Most motorcyclists cherish their helmet like a baby. After all, that protection can save your life. There’s another reason, too. That protection can deteriorate drastically if you accidentally drop your helmet. In the event of a fairly hard impact, the cautious motorcyclist will play it safe and purchase a new one. That will soon no longer be necessary. Scientists at Ghent University (UGent, Belgium) have discovered a mechanism by which shock-absorbing material returns to its original form after a blow.
When it comes to crash barriers, helmets or the shock absorbers in your car, it’s all about being able to absorb the energy. If the impact is too great, the material deforms or the shock absorber breaks apart. The new shock absorbers consist of two elements: Water and material with very small pores or so-called ‘cages’. This is what is known as nanoporous material. These ‘cages’ are up to a hundred thousand times smaller than the thickness of a human hair. They are water-repellent and interconnected.
When this material absorbs a shock, the energy of the shock is used to push water into the water-repellent cages. The faster the shock occurs, the more energy the material absorbs. After a shock, the water flows out of the cages again and the whole absorption cycle can start all over again.
More efficient when subjected to faster shocks
Researchers at the Universiteit van Oxford first observed this new mechanism in ZIF-8, a specific nanoporous material. The researchers at UGent studied this material to understand why it can absorb mechanical shocks so efficiently. The main question was why the material becomes more efficient when subjected to faster impacts.

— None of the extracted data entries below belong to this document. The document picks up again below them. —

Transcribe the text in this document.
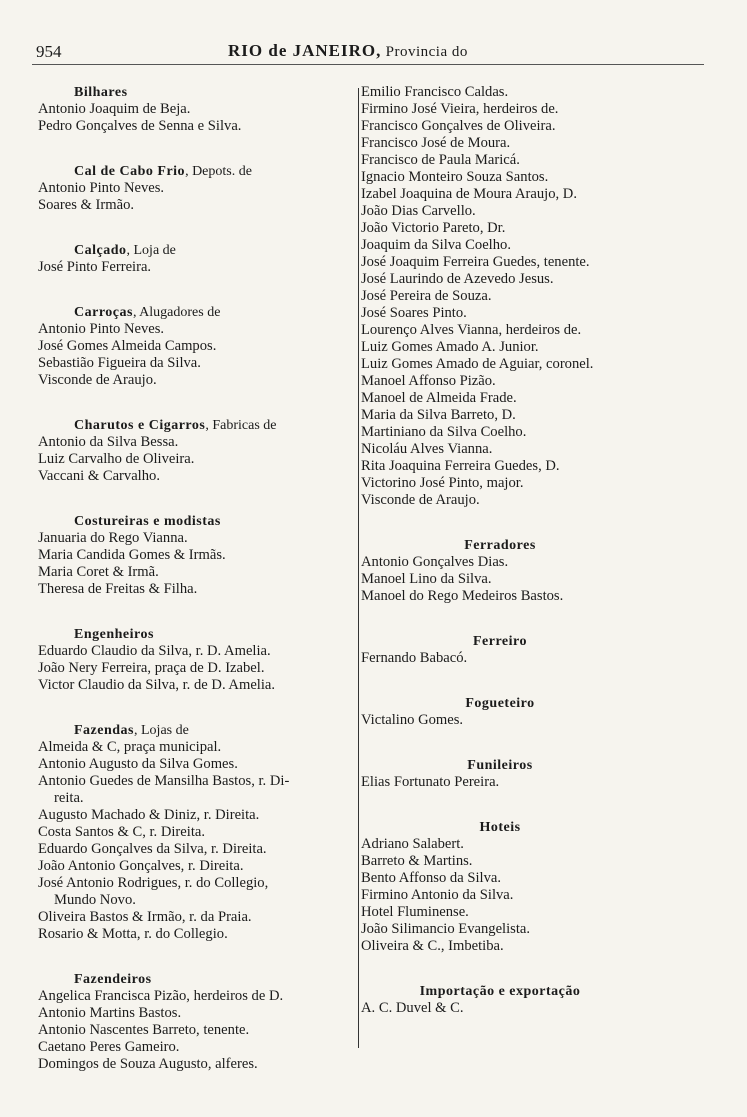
954	RIO de JANEIRO, Provincia do
Bilhares
Antonio Joaquim de Beja.
Pedro Gonçalves de Senna e Silva.
Cal de Cabo Frio, Depots. de
Antonio Pinto Neves.
Soares & Irmão.
Calçado, Loja de
José Pinto Ferreira.
Carroças, Alugadores de
Antonio Pinto Neves.
José Gomes Almeida Campos.
Sebastião Figueira da Silva.
Visconde de Araujo.
Charutos e Cigarros, Fabricas de
Antonio da Silva Bessa.
Luiz Carvalho de Oliveira.
Vaccani & Carvalho.
Costureiras e modistas
Januaria do Rego Vianna.
Maria Candida Gomes & Irmãs.
Maria Coret & Irmã.
Theresa de Freitas & Filha.
Engenheiros
Eduardo Claudio da Silva, r. D. Amelia.
João Nery Ferreira, praça de D. Izabel.
Victor Claudio da Silva, r. de D. Amelia.
Fazendas, Lojas de
Almeida & C, praça municipal.
Antonio Augusto da Silva Gomes.
Antonio Guedes de Mansilha Bastos, r. Di-
reita.
Augusto Machado & Diniz, r. Direita.
Costa Santos & C, r. Direita.
Eduardo Gonçalves da Silva, r. Direita.
João Antonio Gonçalves, r. Direita.
José Antonio Rodrigues, r. do Collegio,
Mundo Novo.
Oliveira Bastos & Irmão, r. da Praia.
Rosario & Motta, r. do Collegio.
Fazendeiros
Angelica Francisca Pizão, herdeiros de D.
Antonio Martins Bastos.
Antonio Nascentes Barreto, tenente.
Caetano Peres Gameiro.
Domingos de Souza Augusto, alferes.
Emilio Francisco Caldas.
Firmino José Vieira, herdeiros de.
Francisco Gonçalves de Oliveira.
Francisco José de Moura.
Francisco de Paula Maricá.
Ignacio Monteiro Souza Santos.
Izabel Joaquina de Moura Araujo, D.
João Dias Carvello.
João Victorio Pareto, Dr.
Joaquim da Silva Coelho.
José Joaquim Ferreira Guedes, tenente.
José Laurindo de Azevedo Jesus.
José Pereira de Souza.
José Soares Pinto.
Lourenço Alves Vianna, herdeiros de.
Luiz Gomes Amado A. Junior.
Luiz Gomes Amado de Aguiar, coronel.
Manoel Affonso Pizão.
Manoel de Almeida Frade.
Maria da Silva Barreto, D.
Martiniano da Silva Coelho.
Nicoláu Alves Vianna.
Rita Joaquina Ferreira Guedes, D.
Victorino José Pinto, major.
Visconde de Araujo.
Ferradores
Antonio Gonçalves Dias.
Manoel Lino da Silva.
Manoel do Rego Medeiros Bastos.
Ferreiro
Fernando Babacó.
Fogueteiro
Victalino Gomes.
Funileiros
Elias Fortunato Pereira.
Hoteis
Adriano Salabert.
Barreto & Martins.
Bento Affonso da Silva.
Firmino Antonio da Silva.
Hotel Fluminense.
João Silimancio Evangelista.
Oliveira & C., Imbetiba.
Importação e exportação
A. C. Duvel & C.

This turned out to be down to the specific structure of ZIF-8. Because the material is made up of interconnected water-repellent cages, water never spontaneously penetrates these cages. That only happens as soon as enough pressure is exerted on the material. For example, as a result of a hard blow. Then the first water molecules penetrate the cages despite the water-repellent nature of the material. Hydrogen bonds ensure that the molecules within the cages organize themselves into small groups. Once such a group becomes large enough – starting at about five water molecules – it becomes much easier for additional water molecules to penetrate the cages. Until they eventually fill the entire material.
This process does take some time. If the blow against the material is too fast, then there is insufficient time for these groups to form. This means that even more energy from the mechanical shock is needed for the water to penetrate the cages. This explains the higher efficiency of the materials at faster high-speed impacts.
New materials for shock absorbers
The researchers derived a number of design rules based on simulations to develop shock absorbers that work according to the abovementioned mechanism. The most important rule is that such materials must consist of water-repellent cages, so that water does not enter on its own accord. Those cages must be connected through openings large enough to allow water molecules to move from one cage to another. The larger the cages, the more water can eventually enter, and thus the better they are able to absorb the shock.
“On the basis of these design rules, we discovered about 20 materials that are not currently used as shock absorbers, but would actually be extremely suitable for this purpose. Some of these materials are now also effectively being tested experimentally, with very positive results,” says Aran Lamaire of UGent.